Pero Gaglo Dagbovie is University Distinguished Professor in the Department of History and Associate Dean in
the Graduate School at Michigan State University. He joined MSU’s Department of History in 2003 after he
worked for three years as an assistant professor at Wayne State University in the Interdisciplinary Studies
Program in the College of Lifelong Learning where he taught African and African American history and Logic.
A former Lilly Fellow (2005-2006) and recipient of the Teacher-Scholar Award (2007), he was the associate
chair and director of graduate studies in the Department of History, MSU from 2010 until 2015. In that role, he
revised the graduate admissions process, instituted a range of professional development programs, closely
moderated the progress of the program’s doctoral students, paid close attention to issues of diversity and
inclusion, increased the support and resources for doctoral students, played an active role on the department’s
Advisory Committee and the CSS’s and university’s Graduate Committees, and authored an extensive report
on the graduate program for the department’s 2015 external review.
Since 2105, he has been an Associate Dean in the Graduate School. In this capacity, he coordinates the King-
Chavez-Parks FFF Program, the TIAA-CREF Ruth Simms Hamilton Graduate Merit Fellowship, the Academic
Achievement Graduate Assistantships, and the Emergency Fellowship Program. He also the supervises the
program manager of the Summer Research Opportunity Program (SROP) and serves as the co-advisor and
Co-PI for the NSF-funded Alliances for Graduate Education and the Professoriate (AGEP) Program, a program
that seeks “to improve pathways to the professoriate and success for historically underrepresented minority
doctoral students, postdoctoral fellows and faculty in specific STEM disciplines and/or STEM education
research fields.” A former member of the Provost’s Office Diversity Team and a current member of the CSS
Dean’s Advisory Board on Diversity and Inclusion, much of Dagbovie’s work focuses on planning and
implementing the Graduate School’s goals related to diversity and inclusion for graduate students. Since 2015,
he has authored the Graduate School’s extensive “Annual Report on Diversity.” In various roles, he has spent a
significant part of his career helping recruit underrepresented faculty and graduate students.

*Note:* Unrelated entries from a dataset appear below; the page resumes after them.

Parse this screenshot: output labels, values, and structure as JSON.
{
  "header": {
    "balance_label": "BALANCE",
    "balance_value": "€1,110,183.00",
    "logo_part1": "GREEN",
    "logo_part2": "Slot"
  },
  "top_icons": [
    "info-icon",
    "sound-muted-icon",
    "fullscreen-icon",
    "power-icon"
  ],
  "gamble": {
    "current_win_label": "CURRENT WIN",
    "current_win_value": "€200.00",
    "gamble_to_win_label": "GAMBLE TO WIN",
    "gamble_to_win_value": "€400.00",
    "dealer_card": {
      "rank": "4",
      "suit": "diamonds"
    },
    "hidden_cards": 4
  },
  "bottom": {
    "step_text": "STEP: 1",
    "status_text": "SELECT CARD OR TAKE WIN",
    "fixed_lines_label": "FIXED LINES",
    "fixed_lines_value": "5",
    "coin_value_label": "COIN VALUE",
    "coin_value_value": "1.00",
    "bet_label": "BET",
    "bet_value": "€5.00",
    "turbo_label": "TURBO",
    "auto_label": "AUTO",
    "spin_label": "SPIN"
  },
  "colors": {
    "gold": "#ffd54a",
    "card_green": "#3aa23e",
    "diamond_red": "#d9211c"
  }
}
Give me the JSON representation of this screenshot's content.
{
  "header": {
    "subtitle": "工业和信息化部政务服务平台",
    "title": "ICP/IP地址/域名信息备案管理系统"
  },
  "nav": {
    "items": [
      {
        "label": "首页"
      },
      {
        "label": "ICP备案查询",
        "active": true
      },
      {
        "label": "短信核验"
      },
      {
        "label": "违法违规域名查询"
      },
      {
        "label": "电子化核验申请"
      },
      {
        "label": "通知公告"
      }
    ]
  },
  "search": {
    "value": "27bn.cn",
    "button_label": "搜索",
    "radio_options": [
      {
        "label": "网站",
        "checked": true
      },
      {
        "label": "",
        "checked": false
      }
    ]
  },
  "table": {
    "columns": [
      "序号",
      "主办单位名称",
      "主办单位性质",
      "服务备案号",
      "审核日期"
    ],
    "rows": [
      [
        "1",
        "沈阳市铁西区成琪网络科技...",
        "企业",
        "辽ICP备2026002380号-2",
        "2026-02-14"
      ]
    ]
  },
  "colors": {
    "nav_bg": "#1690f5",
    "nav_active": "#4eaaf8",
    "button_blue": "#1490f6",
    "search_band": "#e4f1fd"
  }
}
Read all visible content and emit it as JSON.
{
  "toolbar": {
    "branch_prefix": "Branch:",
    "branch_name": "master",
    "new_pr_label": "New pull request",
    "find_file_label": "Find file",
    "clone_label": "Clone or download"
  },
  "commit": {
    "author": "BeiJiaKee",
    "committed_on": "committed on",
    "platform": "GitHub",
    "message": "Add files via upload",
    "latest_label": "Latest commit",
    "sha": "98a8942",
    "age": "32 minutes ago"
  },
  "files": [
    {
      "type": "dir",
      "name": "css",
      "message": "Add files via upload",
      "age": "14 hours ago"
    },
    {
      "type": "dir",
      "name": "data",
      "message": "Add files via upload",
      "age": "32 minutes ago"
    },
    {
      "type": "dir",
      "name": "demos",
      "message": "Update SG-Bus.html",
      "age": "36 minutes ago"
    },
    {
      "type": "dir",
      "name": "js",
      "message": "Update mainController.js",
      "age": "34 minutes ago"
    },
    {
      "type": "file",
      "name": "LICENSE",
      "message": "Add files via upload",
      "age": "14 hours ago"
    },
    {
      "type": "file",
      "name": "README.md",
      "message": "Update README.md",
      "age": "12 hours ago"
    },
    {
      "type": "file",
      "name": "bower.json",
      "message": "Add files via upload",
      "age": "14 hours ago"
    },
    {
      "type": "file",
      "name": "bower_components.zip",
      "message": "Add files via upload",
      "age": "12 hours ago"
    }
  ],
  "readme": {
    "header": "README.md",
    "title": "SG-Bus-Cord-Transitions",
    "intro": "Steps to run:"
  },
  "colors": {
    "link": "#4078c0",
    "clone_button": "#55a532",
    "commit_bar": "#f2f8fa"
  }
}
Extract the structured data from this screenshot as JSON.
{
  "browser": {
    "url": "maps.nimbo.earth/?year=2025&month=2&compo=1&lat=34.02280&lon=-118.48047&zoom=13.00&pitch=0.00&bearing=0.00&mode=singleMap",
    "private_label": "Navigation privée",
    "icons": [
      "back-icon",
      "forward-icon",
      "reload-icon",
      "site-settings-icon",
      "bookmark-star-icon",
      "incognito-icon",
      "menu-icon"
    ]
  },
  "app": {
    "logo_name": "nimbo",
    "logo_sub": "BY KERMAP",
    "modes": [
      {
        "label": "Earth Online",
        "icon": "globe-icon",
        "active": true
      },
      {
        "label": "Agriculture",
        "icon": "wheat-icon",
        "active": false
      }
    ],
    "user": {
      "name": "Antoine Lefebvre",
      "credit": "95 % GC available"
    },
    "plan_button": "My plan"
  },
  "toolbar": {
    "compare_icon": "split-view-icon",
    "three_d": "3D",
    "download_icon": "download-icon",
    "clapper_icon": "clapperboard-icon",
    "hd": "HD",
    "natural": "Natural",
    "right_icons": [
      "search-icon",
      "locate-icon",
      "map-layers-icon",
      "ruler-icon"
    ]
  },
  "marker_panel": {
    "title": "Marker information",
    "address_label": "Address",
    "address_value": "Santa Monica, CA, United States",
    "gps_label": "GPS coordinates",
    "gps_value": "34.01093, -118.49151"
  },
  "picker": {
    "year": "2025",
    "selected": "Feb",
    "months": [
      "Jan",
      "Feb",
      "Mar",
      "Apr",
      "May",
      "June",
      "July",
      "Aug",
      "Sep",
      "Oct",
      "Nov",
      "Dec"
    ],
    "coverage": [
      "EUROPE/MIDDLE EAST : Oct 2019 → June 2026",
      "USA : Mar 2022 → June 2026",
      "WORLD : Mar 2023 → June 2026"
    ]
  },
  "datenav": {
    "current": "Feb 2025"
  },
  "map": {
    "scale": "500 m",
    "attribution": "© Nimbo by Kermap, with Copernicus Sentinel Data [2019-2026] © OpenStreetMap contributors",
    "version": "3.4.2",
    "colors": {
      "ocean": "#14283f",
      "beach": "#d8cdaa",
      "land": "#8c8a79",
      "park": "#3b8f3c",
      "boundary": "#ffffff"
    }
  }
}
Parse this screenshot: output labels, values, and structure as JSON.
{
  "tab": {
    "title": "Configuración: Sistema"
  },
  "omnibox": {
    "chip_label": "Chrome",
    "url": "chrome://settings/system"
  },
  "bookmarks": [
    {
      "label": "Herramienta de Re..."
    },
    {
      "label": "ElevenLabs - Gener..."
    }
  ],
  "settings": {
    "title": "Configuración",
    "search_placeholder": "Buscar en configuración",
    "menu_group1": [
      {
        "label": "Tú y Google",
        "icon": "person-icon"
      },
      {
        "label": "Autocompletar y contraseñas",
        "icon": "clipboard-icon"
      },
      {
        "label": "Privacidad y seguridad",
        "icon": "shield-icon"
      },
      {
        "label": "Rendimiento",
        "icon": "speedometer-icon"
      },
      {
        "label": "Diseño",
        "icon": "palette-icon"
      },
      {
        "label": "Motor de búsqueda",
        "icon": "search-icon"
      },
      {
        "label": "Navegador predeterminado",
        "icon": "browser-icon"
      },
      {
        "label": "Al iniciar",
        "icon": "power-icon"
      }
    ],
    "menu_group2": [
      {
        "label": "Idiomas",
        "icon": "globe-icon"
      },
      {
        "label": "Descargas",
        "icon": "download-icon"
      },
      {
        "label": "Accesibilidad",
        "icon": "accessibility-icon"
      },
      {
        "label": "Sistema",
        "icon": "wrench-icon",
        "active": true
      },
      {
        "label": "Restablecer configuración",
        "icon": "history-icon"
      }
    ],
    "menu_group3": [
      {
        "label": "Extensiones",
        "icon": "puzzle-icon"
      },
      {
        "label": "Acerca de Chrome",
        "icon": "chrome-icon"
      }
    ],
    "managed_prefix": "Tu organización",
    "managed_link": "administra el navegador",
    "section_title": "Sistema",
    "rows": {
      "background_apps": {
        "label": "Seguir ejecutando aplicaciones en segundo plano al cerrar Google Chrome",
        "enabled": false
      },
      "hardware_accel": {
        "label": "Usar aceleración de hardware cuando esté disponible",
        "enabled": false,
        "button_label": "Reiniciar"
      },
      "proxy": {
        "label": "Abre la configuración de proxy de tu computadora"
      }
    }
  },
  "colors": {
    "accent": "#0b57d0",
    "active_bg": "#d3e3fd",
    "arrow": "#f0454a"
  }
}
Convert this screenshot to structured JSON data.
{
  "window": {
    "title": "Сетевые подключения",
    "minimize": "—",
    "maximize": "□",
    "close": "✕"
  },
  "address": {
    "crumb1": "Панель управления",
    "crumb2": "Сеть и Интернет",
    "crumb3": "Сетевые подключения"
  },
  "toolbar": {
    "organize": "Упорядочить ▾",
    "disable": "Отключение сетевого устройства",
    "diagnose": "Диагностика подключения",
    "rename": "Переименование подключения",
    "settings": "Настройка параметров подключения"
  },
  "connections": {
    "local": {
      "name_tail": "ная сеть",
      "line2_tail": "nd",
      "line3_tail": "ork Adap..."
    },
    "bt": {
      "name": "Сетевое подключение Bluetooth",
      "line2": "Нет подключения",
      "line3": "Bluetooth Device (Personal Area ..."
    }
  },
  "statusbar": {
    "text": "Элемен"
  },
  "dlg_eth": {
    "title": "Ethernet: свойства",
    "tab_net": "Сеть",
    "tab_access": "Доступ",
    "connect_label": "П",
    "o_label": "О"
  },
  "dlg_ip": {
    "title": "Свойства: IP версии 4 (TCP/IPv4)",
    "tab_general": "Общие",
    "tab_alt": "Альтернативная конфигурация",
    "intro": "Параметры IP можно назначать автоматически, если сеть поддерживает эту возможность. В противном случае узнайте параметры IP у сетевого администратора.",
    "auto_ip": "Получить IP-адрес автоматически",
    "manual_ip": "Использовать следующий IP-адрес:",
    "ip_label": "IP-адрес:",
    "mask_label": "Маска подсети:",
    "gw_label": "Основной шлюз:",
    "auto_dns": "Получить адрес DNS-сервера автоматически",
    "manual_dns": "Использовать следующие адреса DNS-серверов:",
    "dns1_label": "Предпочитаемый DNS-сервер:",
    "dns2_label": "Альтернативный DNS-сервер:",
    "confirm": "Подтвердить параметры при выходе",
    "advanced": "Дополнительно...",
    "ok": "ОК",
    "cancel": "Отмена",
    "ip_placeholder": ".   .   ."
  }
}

He has
participated in national conferences and workshops on graduate education. As the senior member of the
Executive Committee for MSU’s African American and African Studies Program, he has played a leading role in
revising the program’s bylaws and graduate handbook and in charting its future directions in onerous times.
Dagbovie’s research and teaching interests comprise a range time periods, themes, and topical specialties,
including black intellectual history, the history of the black historical enterprise, black women’s history, black
life during “the Nadir,” the civil rights-Black Power movement, African American Studies, hip hop culture, and
contemporary black history. He has written numerous articles, essays, and book reviews in leading journals
within his field. He has authored five books. His forthcoming book, Reclaiming the Black Past: The Use and
Misuse of African American History in the 21st Century, will be published by VERSO Books in the fall of 2018.
Dagbovie was recently named the next editor (beginning in September 2018) of The Journal of African
American History, the leading and oldest scholarly journal (founded in 1916) of its kind. He is also active in the
field of African American Studies. Not only is he on the editorial board of the field’s oldest scholarly journal
(The Journal of Black Studies), but he recently participated in an invite-only “A Conversation with Scholars in
African American Studies” at The Andrew W. Mellon Foundation with about eighteen other leading scholars to
discuss the future directions in the field and how the foundation could best aid in this effort.
Dagbovie has been involved in public history and public history educational programs. He served as a scholar
consultant for the permanent exhibit, “And Still We Rise: Our Journey through African American History and
Culture,” at the Charles H. Wright Museum of African American History in Detroit, Michigan. Under the auspices
of the U.S. Department of the Interior, National Park Service, National Capital Region, and the Organization of
American Historians, from 2008 until 2010, he served as the principal investigator for the Carter G. Woodson
Home, NHS and completed the historic resource study for the Woodson Home. He continues to work with the
NPS. He has participated in and lead workshops for secondary school teachers funded by the U.S.
Department of Education and the National Endowment for the Humanities. Dagbovie has lectured abroad and
throughout the nation. He actively mentors graduate students in the Department of History and the African
American and African Studies Ph.D. Program. Since 2009, he has served as the advisor of more than a dozen
graduate students who have earned doctoral degrees and are now working in academia.